As can be seen from the above plot, the residuals do not have any funneling or obvious trend. This indicates that the linearity assumption is fairly satisfied in the transformed model. It also gives an early insight into homoscedasticity. Nevertheless, for this to be confirmed, a standard statistical test will be used afterwards.

# independence of errors
durbinWatsonTest(resid2) %>% pander()

2.058

Second, we examine the independence of error terms, an important assumption in regression analysis. To check for it, the Durbin-Watson test was used. The Durbin-Watson statistic lies between 0 and 4, and its value near 2 means residuals are uncorrelated (i.e., independent). A value much less than 2 implies positive autocorrelation, and a value greater than 2 implies negative autocorrelation. From this analysis, it was found that the test gave a reading of 2.058, very close to 2. This implies that the residuals have no serious autocorrelation and hence confirm the assumption that the error terms are relatively independent. This enhances the strength of the model’s reliability since non-independence of residuals would lead to distortion of inference and model validity.

# normality of errors
plot(model2 , which = 2)

A Q–Q plot was created in order to determine normality of residuals in the model transformed by regression. Although most of the points lie on the 45-degree reference line, there are deviations evident at the lower and upper tails of the distribution. Observations 181 and 188, in particular, are evident as outliers, lying above the line at the upper tail, indicating positive skewness. These discrepancies suggest that the residuals are perhaps not normally distributed. While minor departures from normality are seen, the distribution is fairly close to being normal and can even be acceptable for regression analysis, particularly provided a sample size is large enough.

# Equal variance
 bptest(model2)

Breusch-Pagan Test:

  BP statistic = 7.9276 

  p-value      = 0.05 

A Breusch–Pagan test was also run to assess the homoscedasticity assumption in the model of regression. The outcome was BP(3) = 7.93, p = .05, and thus the assumption of residual variance constancy is not violated at the standard significance level. Still, because the p-value is on the borderline, careful interpretation is advisable and cautious modeling to take care of the robustness of the findings.

# multicollinearity
GVIF <- function(model) {
  vifs <- vif(model)
  return(vifs)
}


GVIF(model2) %>% pander()

Urbanity	log(Regular_salary)	log(Total_expenditure)
1.104	1.921	1.957

To check multicollinearity between the independent variables, Variance Inflation Factor (VIF) values were checked.
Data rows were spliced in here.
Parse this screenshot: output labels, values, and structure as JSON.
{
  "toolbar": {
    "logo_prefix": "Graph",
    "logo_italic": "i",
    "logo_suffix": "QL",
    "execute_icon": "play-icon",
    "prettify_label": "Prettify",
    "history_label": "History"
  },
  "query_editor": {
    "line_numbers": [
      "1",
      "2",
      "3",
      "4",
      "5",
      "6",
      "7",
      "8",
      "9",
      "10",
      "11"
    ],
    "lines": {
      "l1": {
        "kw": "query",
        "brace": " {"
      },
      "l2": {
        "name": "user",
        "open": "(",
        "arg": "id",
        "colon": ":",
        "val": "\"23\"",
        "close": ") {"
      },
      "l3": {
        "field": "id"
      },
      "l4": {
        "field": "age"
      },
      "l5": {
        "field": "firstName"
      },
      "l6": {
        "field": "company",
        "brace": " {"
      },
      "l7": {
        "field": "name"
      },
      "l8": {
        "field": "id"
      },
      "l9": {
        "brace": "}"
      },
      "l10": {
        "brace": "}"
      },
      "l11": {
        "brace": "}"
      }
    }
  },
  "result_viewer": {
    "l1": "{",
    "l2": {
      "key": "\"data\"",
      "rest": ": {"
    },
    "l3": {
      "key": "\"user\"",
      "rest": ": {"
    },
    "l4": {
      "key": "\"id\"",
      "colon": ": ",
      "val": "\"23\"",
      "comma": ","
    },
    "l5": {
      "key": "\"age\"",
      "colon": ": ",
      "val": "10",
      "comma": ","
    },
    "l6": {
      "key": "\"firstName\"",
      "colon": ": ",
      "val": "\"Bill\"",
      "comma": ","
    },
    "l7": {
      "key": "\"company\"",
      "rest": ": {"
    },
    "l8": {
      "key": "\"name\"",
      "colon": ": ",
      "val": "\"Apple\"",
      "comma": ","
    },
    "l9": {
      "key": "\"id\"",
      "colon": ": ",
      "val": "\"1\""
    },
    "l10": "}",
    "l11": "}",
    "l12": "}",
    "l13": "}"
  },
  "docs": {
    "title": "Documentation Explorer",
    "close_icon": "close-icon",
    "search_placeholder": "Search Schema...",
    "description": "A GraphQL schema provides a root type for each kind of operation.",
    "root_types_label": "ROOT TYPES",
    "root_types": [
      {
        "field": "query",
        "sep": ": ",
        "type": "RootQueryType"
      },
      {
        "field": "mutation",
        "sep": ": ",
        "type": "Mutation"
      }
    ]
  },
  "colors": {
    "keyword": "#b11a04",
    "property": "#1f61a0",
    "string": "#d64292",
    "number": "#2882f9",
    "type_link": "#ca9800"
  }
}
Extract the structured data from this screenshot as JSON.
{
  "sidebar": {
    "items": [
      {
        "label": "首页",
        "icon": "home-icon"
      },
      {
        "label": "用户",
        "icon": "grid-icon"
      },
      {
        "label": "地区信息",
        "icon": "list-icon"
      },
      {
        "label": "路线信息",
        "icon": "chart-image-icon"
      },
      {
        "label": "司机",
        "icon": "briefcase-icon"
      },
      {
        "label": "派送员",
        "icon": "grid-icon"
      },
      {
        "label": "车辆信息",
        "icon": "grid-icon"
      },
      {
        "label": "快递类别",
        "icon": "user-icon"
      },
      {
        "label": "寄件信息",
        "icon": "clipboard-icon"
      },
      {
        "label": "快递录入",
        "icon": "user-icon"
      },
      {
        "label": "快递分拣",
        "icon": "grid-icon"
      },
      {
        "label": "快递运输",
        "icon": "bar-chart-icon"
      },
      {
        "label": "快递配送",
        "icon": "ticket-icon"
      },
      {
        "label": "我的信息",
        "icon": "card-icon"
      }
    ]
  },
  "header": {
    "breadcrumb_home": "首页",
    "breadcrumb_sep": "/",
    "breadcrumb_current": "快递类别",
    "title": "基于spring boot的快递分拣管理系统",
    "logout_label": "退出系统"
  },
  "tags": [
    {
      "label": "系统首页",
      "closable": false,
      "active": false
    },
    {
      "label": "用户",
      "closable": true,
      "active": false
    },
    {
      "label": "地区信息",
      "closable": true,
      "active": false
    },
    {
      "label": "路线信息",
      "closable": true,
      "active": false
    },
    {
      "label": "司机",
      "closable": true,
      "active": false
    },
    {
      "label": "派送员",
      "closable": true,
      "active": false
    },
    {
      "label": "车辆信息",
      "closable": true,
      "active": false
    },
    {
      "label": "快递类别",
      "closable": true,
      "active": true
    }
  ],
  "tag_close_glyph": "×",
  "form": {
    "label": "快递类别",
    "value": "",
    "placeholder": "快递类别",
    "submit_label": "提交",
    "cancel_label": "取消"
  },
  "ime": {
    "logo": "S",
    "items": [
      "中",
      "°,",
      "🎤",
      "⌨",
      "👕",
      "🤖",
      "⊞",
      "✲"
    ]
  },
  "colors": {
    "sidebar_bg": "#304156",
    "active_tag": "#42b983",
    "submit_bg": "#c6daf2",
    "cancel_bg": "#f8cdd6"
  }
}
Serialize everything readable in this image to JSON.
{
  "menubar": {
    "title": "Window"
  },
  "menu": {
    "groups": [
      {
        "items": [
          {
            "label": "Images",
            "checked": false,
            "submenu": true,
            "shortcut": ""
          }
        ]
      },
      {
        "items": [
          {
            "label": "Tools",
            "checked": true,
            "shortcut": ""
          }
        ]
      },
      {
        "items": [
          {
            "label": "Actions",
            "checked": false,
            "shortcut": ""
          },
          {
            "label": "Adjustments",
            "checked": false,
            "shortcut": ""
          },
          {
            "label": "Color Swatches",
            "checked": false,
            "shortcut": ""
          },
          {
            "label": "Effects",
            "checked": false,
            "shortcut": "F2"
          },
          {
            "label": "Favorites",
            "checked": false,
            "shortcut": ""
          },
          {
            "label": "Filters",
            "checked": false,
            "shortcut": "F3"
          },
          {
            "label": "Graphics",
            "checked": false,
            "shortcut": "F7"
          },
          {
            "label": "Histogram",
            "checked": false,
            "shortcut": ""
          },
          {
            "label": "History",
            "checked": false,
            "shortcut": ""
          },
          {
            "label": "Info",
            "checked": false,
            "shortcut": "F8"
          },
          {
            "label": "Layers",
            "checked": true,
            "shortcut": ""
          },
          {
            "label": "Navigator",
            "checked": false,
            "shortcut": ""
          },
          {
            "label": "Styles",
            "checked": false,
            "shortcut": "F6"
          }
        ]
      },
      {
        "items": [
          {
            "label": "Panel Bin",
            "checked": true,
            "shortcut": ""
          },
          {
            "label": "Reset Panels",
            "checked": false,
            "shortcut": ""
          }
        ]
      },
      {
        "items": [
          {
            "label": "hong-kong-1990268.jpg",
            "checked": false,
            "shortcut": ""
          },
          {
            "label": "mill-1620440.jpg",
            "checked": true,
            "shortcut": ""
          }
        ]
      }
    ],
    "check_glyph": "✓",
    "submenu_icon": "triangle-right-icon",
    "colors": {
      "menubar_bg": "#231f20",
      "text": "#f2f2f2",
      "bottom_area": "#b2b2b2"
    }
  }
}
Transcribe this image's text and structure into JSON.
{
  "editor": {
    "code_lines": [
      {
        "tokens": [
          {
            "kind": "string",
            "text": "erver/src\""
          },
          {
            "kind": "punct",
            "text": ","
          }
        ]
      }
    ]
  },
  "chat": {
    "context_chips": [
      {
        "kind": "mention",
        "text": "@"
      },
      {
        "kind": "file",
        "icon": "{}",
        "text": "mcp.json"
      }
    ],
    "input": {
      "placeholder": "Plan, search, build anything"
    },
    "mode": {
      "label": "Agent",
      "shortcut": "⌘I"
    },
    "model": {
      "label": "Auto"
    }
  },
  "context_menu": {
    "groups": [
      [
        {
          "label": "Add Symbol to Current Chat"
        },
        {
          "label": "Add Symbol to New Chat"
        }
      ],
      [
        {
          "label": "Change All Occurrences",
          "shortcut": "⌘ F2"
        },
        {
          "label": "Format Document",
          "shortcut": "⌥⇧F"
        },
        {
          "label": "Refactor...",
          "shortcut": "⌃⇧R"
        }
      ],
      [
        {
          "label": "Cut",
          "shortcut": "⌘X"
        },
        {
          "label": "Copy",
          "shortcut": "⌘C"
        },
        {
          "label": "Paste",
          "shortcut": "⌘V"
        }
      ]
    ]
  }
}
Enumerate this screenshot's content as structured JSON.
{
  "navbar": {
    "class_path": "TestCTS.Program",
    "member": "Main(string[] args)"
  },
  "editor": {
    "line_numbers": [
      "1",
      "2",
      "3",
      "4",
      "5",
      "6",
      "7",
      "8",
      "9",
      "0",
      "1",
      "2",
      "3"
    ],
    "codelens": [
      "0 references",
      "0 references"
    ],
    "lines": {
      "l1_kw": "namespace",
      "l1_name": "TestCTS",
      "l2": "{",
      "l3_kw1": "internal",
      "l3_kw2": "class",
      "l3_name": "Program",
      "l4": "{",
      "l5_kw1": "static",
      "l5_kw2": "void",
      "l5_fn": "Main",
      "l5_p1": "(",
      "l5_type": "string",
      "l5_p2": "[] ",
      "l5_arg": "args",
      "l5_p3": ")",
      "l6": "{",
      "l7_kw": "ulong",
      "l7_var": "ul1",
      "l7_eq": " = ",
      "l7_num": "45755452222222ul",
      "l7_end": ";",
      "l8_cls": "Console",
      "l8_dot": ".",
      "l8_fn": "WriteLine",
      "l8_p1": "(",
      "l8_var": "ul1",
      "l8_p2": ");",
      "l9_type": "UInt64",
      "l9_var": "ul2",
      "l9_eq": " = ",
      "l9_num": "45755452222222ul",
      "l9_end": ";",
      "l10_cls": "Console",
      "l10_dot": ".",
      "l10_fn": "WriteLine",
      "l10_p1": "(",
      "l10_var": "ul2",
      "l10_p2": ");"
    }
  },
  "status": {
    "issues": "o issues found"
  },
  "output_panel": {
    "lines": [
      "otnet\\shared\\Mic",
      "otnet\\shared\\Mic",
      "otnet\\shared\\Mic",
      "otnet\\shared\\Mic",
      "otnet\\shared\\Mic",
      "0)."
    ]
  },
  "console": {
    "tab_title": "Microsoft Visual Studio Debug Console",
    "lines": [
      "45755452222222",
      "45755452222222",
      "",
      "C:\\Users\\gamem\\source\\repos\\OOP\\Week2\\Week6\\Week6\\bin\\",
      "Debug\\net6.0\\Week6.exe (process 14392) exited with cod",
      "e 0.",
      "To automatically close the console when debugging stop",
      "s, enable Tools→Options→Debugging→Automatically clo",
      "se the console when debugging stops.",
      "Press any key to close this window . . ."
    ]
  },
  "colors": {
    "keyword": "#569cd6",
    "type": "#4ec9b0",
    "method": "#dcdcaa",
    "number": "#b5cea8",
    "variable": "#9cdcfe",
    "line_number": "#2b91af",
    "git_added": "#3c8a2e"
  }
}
The outcomes showed that Urbanity recorded a VIF of 1.104, Regular Salary recorded a VIF of 1.921, and Total Expenditure recorded a VIF of 1.957. These findings are significantly lower than the widely accepted cut-off of 10 since they are far from exceeding it, which confirms that multicollinearity is not an issue in this model. The low VIF values suggest the independent variables do not have high correlation with each other, enabling easier interpretation of their separate effects on the dependent variable.

Conclusion

In summary, the Urbanity, Regular Salary, and Total Expenditures variables all proved to be statistically significant predictors of an employee’s overall income in Region 3. That implies that when an individual’s regular salary goes up, his or her overall income follows suit—a logical but noteworthy validation. Furthermore, residing in a Region 3 urbanized area seems to provide economic benefits, maybe enhancing the lifestyle of a worker through increased earning potential opportunities in urban areas. Interestingly, as the total expense grows, so does their total income, which might be an indication of the higher earning potential that enables increased spending—and maybe vice-versa. Overall, these results imply that Region 3 would be a strong viable option to Metro Manila with the prospect for improved financial condition and generally enhanced quality of living.